この村がトワイライトから正されたように。
わたしが元の世界に帰る日が、くる。
そうしたら、リンクの気持ちには応えられない。
応えちゃ、いけないんだ。
けれど、彼は。
「そんなこと関係ない」
「え、」
リンクは、そっとわたしを抱きしめた。
壊れ物でも扱うかのように。
「未登録名前がどこの人間でも。俺と未登録名前はここで出会ったし、今もいる。
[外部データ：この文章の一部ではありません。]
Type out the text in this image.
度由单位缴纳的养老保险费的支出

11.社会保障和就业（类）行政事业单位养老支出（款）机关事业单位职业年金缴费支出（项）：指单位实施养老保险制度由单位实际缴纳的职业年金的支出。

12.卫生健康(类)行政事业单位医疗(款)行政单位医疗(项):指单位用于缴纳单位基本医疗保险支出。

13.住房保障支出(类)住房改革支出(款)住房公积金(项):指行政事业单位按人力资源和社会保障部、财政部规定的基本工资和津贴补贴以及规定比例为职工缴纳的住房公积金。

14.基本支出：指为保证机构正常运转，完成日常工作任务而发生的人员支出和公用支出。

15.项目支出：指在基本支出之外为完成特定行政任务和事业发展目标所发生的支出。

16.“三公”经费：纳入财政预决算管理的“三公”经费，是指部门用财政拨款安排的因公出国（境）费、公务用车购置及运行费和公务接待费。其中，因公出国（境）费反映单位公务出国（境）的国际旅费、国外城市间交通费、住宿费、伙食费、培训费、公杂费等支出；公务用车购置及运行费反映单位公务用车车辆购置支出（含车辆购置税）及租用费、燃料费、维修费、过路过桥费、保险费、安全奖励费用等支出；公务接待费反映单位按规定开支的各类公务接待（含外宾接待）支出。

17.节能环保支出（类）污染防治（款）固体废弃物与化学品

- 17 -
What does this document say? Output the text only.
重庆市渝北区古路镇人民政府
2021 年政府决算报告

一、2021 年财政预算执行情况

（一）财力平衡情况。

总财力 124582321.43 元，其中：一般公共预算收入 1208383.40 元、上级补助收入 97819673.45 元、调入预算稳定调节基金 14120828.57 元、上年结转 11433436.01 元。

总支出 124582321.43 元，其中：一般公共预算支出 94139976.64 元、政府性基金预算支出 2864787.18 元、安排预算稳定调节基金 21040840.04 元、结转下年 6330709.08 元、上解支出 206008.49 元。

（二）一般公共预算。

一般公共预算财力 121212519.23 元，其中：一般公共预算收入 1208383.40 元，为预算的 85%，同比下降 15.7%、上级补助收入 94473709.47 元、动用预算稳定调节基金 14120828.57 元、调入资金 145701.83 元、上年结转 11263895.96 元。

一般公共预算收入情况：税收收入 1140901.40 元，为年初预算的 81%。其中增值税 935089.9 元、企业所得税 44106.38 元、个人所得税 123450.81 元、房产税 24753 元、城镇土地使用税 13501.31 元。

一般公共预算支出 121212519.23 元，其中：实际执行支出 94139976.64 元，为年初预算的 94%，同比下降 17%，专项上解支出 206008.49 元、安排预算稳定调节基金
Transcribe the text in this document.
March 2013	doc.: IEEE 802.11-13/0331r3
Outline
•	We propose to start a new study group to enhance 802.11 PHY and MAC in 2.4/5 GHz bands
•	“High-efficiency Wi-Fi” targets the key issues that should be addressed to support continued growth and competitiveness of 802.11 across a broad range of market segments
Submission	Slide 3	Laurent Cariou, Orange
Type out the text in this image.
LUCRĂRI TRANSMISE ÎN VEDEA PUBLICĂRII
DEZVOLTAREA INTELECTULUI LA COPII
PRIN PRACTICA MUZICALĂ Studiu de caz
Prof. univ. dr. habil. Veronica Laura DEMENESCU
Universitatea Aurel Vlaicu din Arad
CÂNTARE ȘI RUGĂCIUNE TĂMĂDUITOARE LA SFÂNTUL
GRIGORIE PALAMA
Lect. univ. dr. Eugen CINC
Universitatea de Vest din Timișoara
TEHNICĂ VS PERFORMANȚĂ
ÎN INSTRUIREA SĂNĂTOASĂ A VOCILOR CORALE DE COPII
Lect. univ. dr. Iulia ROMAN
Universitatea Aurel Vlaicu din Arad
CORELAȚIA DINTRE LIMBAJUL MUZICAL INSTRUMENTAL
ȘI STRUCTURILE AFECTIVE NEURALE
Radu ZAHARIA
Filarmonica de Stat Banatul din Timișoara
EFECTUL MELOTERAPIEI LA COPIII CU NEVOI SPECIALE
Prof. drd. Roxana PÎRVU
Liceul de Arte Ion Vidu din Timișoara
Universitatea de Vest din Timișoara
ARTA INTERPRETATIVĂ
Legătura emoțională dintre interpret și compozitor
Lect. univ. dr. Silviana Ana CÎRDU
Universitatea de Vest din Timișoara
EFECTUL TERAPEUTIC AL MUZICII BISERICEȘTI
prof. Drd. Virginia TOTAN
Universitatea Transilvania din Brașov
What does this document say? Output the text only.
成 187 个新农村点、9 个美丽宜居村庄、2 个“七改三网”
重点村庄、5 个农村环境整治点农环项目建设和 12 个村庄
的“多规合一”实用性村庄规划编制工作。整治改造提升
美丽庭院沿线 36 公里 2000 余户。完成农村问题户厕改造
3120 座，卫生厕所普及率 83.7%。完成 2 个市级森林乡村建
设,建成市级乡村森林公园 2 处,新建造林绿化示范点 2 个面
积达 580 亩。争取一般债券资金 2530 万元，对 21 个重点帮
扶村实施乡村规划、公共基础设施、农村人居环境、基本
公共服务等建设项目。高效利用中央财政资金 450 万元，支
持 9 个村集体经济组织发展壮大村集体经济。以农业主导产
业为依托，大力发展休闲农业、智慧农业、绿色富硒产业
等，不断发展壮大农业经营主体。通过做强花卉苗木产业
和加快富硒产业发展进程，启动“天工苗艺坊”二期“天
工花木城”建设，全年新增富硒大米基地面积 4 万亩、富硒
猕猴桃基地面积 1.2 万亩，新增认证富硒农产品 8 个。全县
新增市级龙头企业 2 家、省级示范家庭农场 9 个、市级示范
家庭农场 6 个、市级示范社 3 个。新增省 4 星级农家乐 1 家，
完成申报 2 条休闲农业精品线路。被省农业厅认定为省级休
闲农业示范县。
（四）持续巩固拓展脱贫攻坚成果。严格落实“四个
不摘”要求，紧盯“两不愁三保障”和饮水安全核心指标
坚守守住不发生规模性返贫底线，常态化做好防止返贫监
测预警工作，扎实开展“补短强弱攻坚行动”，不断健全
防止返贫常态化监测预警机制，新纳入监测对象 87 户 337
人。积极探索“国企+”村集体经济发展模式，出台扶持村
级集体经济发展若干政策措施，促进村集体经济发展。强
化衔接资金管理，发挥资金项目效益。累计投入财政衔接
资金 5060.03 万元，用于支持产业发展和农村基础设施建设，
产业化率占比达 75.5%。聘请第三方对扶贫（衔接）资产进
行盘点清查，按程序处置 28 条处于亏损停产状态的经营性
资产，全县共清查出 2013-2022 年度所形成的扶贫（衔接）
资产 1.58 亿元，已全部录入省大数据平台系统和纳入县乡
分からない未来のせいで、未登録名前の本当の気持ちを聞けないのは嫌だ」
「リンク」
「明日未登録名前がいなくなっても、俺は未登録名前のことが好きだし、これからもずっと好きだよ」
どうしてあなたはそんなに真っ直ぐなの。
迷ってるわたしが、ばかみたいだ。
未来におびえて本当の気持ちに嘘をついて、今を大切にしてなかった。
リンクのおかげで気づいたよ。
「……ありがとう。そこまでわたしのこと考えてくれて」
だから、ちゃんと答える。
「わたしも、リンクが好き」
リンクの青い瞳を見て、応えた。
彼は優しく微笑んで、
「やっと、未登録名前の気持ちが聞けた」
狼だったときみたいに、わたしの頬にすりよった。